Board Chairman Rob Challinor says given the strong correlation between catchment rainfall and Mighty River Power’s operating performance, this year’s results were always going to reflect the low water storage position at the beginning of the financial year.

‘In these circumstances, we are very satisfied with these results. They bear the hallmarks of a disciplined, commercial approach to asset utilisation and to our increasingly efficient use of water in the Taupo-Waikato hydro system. Producing positive financial outcomes from a trading year characterised by poor hydrology was one outcome of the company’s capacity to quickly adjust its water resource management operations,’ he said.

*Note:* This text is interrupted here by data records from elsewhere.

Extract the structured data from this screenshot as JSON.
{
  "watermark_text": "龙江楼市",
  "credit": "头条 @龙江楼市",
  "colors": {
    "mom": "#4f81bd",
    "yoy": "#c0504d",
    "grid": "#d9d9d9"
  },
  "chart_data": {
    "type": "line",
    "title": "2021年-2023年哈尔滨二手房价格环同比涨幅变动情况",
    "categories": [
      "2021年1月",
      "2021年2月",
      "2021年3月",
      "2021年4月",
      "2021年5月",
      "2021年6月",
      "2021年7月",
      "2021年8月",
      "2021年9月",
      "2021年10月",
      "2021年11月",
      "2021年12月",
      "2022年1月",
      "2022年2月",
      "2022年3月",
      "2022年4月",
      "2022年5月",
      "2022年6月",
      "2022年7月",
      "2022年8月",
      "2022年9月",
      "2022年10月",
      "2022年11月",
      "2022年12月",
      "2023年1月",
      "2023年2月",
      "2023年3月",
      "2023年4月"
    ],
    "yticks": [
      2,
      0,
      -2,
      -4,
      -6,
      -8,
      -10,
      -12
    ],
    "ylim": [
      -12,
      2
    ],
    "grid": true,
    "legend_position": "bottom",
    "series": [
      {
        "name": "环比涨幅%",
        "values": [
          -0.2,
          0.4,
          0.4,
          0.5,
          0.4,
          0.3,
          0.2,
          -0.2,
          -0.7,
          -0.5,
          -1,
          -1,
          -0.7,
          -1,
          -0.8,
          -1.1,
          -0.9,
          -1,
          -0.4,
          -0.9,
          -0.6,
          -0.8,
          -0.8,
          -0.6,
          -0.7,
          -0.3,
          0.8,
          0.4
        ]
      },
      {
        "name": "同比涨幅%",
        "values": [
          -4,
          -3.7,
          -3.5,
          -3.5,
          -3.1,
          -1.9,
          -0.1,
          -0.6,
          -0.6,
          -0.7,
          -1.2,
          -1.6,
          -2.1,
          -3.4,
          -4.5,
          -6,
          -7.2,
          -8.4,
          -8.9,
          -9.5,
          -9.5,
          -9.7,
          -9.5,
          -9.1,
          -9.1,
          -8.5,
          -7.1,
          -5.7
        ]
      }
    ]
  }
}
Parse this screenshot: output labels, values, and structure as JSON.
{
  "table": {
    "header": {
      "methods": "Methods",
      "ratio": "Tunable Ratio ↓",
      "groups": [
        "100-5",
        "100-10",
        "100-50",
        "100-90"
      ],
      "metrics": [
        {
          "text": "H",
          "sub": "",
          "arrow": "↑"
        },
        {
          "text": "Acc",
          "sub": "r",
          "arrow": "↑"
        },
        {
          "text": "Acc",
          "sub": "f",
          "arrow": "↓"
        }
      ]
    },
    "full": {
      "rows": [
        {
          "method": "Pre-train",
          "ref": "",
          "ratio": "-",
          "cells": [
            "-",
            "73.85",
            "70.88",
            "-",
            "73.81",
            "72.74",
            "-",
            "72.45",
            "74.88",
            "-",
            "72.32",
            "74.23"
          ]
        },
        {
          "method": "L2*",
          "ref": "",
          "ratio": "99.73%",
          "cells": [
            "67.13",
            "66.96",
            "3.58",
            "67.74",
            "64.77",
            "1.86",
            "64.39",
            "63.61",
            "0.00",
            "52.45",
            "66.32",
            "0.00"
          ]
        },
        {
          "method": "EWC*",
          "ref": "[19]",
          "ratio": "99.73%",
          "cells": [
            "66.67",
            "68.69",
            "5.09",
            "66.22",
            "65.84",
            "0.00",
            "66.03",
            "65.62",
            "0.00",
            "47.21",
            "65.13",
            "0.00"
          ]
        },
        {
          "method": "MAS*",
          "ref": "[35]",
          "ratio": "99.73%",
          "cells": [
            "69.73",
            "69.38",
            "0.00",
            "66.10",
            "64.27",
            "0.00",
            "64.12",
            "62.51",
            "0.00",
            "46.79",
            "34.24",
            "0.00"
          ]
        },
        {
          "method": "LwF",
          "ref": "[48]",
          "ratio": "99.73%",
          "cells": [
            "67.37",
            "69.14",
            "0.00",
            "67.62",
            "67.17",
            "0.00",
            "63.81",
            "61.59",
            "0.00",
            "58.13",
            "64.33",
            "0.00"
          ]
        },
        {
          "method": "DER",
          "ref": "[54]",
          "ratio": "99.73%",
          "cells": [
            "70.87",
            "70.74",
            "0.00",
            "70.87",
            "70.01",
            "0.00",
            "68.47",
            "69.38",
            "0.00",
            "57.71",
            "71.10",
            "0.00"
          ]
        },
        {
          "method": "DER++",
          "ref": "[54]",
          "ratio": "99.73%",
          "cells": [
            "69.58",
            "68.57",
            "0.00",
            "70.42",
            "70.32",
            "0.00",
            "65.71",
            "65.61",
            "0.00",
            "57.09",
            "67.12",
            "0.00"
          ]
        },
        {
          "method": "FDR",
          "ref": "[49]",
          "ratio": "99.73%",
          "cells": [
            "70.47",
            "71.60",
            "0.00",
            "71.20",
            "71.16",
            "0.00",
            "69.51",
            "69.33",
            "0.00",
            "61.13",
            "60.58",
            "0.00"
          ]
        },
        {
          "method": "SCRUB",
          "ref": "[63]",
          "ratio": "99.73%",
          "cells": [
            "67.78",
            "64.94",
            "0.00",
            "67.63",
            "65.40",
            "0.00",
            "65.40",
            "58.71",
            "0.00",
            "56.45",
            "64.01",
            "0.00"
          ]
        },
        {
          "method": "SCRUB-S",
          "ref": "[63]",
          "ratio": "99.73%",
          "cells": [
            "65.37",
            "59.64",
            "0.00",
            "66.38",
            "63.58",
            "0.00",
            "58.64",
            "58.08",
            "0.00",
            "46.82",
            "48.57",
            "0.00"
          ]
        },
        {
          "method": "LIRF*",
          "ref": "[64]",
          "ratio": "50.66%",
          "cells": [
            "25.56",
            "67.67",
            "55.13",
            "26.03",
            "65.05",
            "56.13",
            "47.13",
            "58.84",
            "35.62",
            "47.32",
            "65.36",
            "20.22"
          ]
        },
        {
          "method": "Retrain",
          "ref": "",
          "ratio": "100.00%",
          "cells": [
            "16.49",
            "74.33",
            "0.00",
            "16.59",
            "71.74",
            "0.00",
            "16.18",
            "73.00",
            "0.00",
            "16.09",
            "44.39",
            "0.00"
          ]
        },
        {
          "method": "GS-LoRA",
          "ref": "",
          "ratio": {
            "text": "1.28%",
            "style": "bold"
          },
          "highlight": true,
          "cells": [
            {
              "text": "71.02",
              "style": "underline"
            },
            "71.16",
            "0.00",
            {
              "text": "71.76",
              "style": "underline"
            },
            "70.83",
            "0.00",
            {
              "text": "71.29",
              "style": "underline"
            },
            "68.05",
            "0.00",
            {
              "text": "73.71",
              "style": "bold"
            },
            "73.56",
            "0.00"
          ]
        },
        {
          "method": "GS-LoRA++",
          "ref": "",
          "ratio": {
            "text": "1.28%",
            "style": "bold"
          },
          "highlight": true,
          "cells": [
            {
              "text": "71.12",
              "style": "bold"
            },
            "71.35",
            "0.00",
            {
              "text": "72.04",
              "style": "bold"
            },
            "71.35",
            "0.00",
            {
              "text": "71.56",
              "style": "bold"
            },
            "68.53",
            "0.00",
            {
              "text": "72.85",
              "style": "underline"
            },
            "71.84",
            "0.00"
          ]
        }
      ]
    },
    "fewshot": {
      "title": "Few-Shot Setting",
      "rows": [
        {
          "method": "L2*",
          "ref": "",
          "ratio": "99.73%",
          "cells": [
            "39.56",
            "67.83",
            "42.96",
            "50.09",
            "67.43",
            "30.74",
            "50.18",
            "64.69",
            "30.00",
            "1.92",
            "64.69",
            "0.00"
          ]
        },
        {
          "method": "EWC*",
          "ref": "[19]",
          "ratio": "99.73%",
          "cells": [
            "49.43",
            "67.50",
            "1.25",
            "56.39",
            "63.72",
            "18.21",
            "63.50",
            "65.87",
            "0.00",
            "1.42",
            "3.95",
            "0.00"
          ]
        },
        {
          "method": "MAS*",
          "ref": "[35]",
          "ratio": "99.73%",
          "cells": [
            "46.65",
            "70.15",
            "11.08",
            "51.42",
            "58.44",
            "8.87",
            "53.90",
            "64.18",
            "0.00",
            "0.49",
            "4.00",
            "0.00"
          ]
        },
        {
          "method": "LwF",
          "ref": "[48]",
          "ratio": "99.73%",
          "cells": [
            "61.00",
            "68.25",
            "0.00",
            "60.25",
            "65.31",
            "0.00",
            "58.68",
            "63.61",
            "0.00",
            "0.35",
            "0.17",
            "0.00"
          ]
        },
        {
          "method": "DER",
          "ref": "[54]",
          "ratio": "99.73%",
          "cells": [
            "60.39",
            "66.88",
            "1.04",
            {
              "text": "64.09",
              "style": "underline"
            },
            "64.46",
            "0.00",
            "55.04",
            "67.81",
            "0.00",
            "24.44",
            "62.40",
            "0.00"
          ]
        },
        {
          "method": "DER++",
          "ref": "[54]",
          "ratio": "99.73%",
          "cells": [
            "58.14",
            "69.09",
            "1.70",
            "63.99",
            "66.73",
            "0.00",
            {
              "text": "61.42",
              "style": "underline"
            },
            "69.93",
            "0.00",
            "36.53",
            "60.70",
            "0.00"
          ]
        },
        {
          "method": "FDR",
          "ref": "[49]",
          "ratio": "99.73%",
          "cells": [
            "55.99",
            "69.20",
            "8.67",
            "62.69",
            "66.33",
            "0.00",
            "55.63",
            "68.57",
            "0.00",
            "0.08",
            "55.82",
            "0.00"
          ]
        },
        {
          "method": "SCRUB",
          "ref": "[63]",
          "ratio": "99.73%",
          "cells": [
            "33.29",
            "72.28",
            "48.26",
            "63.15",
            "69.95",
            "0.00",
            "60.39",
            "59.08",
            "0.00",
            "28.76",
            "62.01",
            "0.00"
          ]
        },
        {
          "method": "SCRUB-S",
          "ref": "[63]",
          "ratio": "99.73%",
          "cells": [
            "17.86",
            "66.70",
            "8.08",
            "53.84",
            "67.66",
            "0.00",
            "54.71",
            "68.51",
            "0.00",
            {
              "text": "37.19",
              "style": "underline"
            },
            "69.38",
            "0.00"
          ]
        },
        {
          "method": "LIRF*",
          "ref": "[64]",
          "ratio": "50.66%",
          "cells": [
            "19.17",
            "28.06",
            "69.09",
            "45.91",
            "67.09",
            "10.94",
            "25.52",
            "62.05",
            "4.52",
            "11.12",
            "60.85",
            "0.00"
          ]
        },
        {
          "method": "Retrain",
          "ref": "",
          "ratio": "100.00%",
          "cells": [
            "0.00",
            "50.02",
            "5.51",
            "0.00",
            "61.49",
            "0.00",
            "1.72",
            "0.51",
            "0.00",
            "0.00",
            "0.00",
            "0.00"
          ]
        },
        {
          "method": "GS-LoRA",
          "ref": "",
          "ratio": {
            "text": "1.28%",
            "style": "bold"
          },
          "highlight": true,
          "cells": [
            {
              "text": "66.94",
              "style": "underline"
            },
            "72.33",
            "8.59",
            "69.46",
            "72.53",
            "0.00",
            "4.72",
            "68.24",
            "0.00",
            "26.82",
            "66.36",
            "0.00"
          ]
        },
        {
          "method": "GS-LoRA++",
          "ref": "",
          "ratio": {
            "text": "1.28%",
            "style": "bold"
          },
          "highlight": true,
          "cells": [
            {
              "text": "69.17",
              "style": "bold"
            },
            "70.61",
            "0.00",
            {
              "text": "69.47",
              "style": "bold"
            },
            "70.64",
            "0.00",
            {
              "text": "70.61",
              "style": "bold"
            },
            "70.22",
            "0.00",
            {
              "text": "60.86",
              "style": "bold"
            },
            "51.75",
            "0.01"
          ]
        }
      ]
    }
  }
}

Challinor added that flexibility is at the heart of the company’s current approach to operating the Waikato hydro system because, under the Resource Management Act, Mighty River Power needs to ensure the most efficient and productive use of its hydro-generation capacity to meet anticipated consumer demand and assist in overall security of supply. Catchment inflows were 17% lower than the long-term average and 13% below the previous year.